Óbvio que os assentos disponíveis eram uma m*.
Minha chefe ficou p. da vida e permaneceu 25 minutos ao telefone com o atendente. E seu supervisor. E finalmente marcaram dois lugares juntos numa posição na saída de emergência. Resumo da ópera?
Ela ficou feliz da vida com a interação por que tudo deu certo e não viajamos separados.
O enigma da experiência versus memória
Assista ao TED de 18 min de Daniel Kahneman.
Ele explica que existem dois eus: o da experiência e o da memória. E esse último praticamente é quem manda!
Nesse TED ele apresenta um estudo sobre colonoscopia. O grupo de pacientes A tinha, conforme o gráfico abaixo, pouco menos de 10 minutos de dores, encerrando com uma dor lacerante.
O grupo B tinha muito mais tempo de dor – mais de 20 min! Mas encerrava o exame com menos dor gradativamente.
Adivinha?
Aqueles que sofriam menos tempo, mas acabavam com um pico alto de dor ao final do procedimento davam altas notas de sofrimento para o exame.
O grupo B, apesar de ter sofrido muito mais, encerrou o exame com dor gradativamente menor, não acharam tão ruim.
Completamente irracional!
Isso se chama regra do pico-fim.
O eu da memória não lembra da experiência inteira. Somente dos picos.

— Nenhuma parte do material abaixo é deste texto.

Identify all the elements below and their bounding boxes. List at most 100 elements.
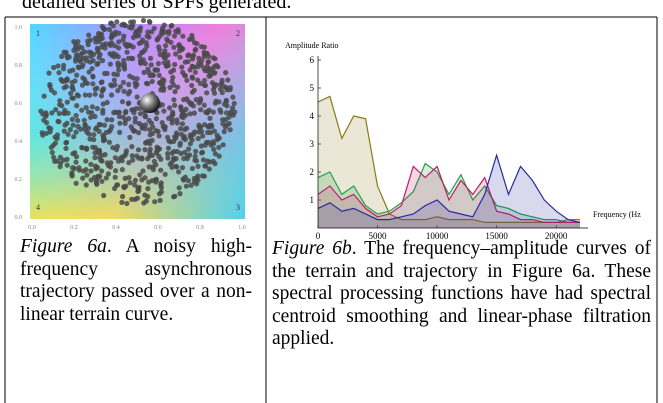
trajectory-dot <box>96 55 102 61</box>
trajectory-dot <box>155 67 161 73</box>
y-tick-label: 0.2 <box>15 177 23 183</box>
trajectory-dot <box>146 18 152 25</box>
trajectory-dot <box>113 168 119 174</box>
trajectory-dot <box>99 31 105 37</box>
trajectory-dot <box>146 34 152 40</box>
trajectory-dot <box>230 94 236 100</box>
trajectory-dot <box>99 79 105 85</box>
trajectory-dot <box>129 196 135 202</box>
trajectory-dot <box>190 131 197 137</box>
trajectory-dot <box>72 150 78 156</box>
area-shade <box>318 166 580 228</box>
trajectory-dot <box>112 155 118 161</box>
trajectory-dot <box>173 51 179 57</box>
trajectory-dot <box>205 129 211 136</box>
trajectory-dot <box>200 133 206 139</box>
trajectory-dot <box>170 111 176 117</box>
trajectory-dot <box>158 180 164 186</box>
trajectory-dot <box>113 29 119 35</box>
trajectory-dot <box>193 46 199 52</box>
trajectory-dot <box>153 128 159 134</box>
trajectory-dot <box>140 17 147 24</box>
intro-text: detailed series of SPFs generated. <box>22 0 292 13</box>
trajectory-dot <box>126 175 132 181</box>
trajectory-dot <box>151 25 157 31</box>
trajectory-dot <box>171 44 177 50</box>
trajectory-dot <box>87 37 94 43</box>
trajectory-dot <box>153 176 159 182</box>
trajectory-dot <box>156 44 162 50</box>
trajectory-dot <box>83 182 89 188</box>
trajectory-dot <box>114 143 120 149</box>
trajectory-dot <box>195 163 201 169</box>
trajectory-dot <box>79 45 85 51</box>
trajectory-dot <box>94 181 100 187</box>
caption-label: Figure 6a <box>20 236 107 257</box>
trajectory-dot <box>55 63 61 69</box>
trajectory-dot <box>206 166 212 172</box>
trajectory-dot <box>41 93 47 99</box>
x-tick-label: 0.2 <box>70 225 78 231</box>
trajectory-dot <box>189 82 195 89</box>
trajectory-dot <box>61 157 67 163</box>
trajectory-dot <box>132 115 138 121</box>
trajectory-dot <box>154 110 160 116</box>
trajectory-dot <box>209 124 215 130</box>
trajectory-dot <box>102 137 108 143</box>
trajectory-dot <box>94 105 100 112</box>
trajectory-dot <box>184 125 190 131</box>
trajectory-dot <box>145 81 151 87</box>
trajectory-dot <box>140 168 146 174</box>
trajectory-dot <box>210 139 216 145</box>
y-tick-label: 0.6 <box>15 101 23 107</box>
trajectory-dot <box>132 119 138 125</box>
trajectory-dot <box>99 58 106 64</box>
trajectory-dot <box>137 111 144 117</box>
trajectory-dot <box>127 180 133 186</box>
curve <box>317 162 580 223</box>
trajectory-dot <box>105 171 111 177</box>
trajectory-dot <box>82 49 88 55</box>
trajectory-dot <box>116 39 122 45</box>
trajectory-dot <box>174 130 180 136</box>
trajectory-dot <box>71 134 77 140</box>
x-tick-label: 1.0 <box>238 225 246 231</box>
trajectory-dot <box>176 185 182 191</box>
trajectory-dot <box>73 154 80 160</box>
trajectory-dot <box>127 43 133 49</box>
trajectory-dot <box>184 77 190 83</box>
trajectory-dot <box>63 145 69 151</box>
trajectory-dot <box>94 61 100 67</box>
trajectory-dot <box>211 64 217 70</box>
trajectory-dot <box>223 70 229 76</box>
trajectory-dot <box>204 63 210 70</box>
trajectory-dot <box>69 95 75 101</box>
trajectory-dot <box>87 92 93 98</box>
trajectory-dot <box>81 117 87 123</box>
trajectory-dot <box>201 77 208 84</box>
trajectory-dot <box>148 120 155 126</box>
trajectory-dot <box>95 47 101 53</box>
trajectory-dot <box>106 139 112 145</box>
trajectory-dot <box>46 70 52 76</box>
trajectory-dot <box>202 163 209 169</box>
trajectory-dot <box>126 55 132 61</box>
trajectory-dot <box>212 151 218 157</box>
trajectory-dot <box>186 52 192 58</box>
trajectory-dot <box>182 149 188 155</box>
trajectory-dot <box>114 182 121 188</box>
trajectory-dot <box>92 145 98 151</box>
trajectory-dot <box>88 161 94 167</box>
trajectory-dot <box>117 120 123 126</box>
trajectory-dot <box>195 135 201 142</box>
curve <box>317 153 581 223</box>
trajectory-dot <box>147 132 153 138</box>
trajectory-dot <box>126 100 132 106</box>
trajectory-dot <box>168 39 174 45</box>
trajectory-dot <box>51 154 57 160</box>
trajectory-dot <box>62 110 68 116</box>
y-tick-label: 0.8 <box>15 63 23 69</box>
trajectory-dot <box>134 76 140 82</box>
trajectory-dot <box>158 189 164 195</box>
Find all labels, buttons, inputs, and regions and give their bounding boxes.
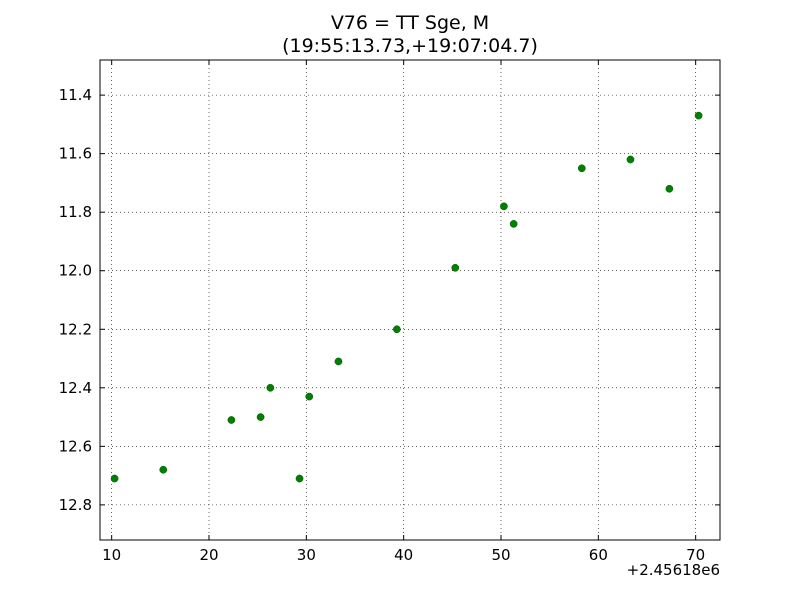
plot-area [100,60,720,540]
data-point [295,474,304,483]
x-tick-label: 70 [686,546,705,564]
data-point [626,155,635,164]
chart-title: V76 = TT Sge, M [331,12,489,34]
x-tick-label: 20 [199,546,218,564]
data-point [159,465,168,474]
data-point [577,164,586,173]
y-tick-label: 12.8 [59,496,92,514]
data-point [451,263,460,272]
x-tick-label: 50 [491,546,510,564]
grid [100,60,720,540]
data-points [110,111,703,483]
chart-subtitle: (19:55:13.73,+19:07:04.7) [282,35,538,57]
plot-frame [99,59,721,541]
data-point [393,325,401,334]
data-point [334,357,343,366]
x-tick-label: 60 [589,546,608,564]
data-point [266,383,275,392]
x-offset-label: +2.45618e6 [627,561,720,579]
data-point [509,220,518,228]
x-tick-label: 40 [394,546,413,564]
y-tick-label: 12.0 [59,262,92,280]
y-tick-label: 11.6 [59,145,92,163]
ticks: 10 20 30 40 50 60 70 11.4 11.6 11.8 12.0 12.2 12.4 12… [59,60,720,564]
y-tick-label: 12.6 [59,437,92,455]
y-tick-label: 12.2 [59,320,92,338]
y-tick-label: 11.4 [59,86,92,104]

E se o final for um pico de dor lacerante, é isso que recordará. O outro grupo, B, apesar de ter sofrido mais minutos, não encerrou o exame num pico e levou na boa.
Oi?!
Conclusão:
Pacientes preferem suportar procedimentos mais longos e desconfortáveis do que procedimentos dolorosos mais curtos.
E a manipulação, Cohen?
Vamos lá, extraído de How do our memories differ from our experiences?
Você quer receber uma nota boa na pesquisa de satisfação, ou pedir para o cliente recomendá-lo aos colegas, ou que ele lembre positivamente da sua empresa etc.
A regra do pico-fim também é usada pelas empresas para projetar melhores experiências para seus clientes e gerar vendas. Ao manipular as experiências do cliente e focar no desenvolvimento de a) picos de experiência e b) experiências finais positivas, os clientes tendem a relembrar do produto com mais carinho.
Exemplos de técnicas de pico de demanda e marketing incluem descontos surpresa no checkout ou fornecimento de pequenos presentes quando os clientes saem do estabelecimento.
Ao deixar uma última impressão boa, é mais provável que os clientes retornem e pensem bem do produto ou serviço.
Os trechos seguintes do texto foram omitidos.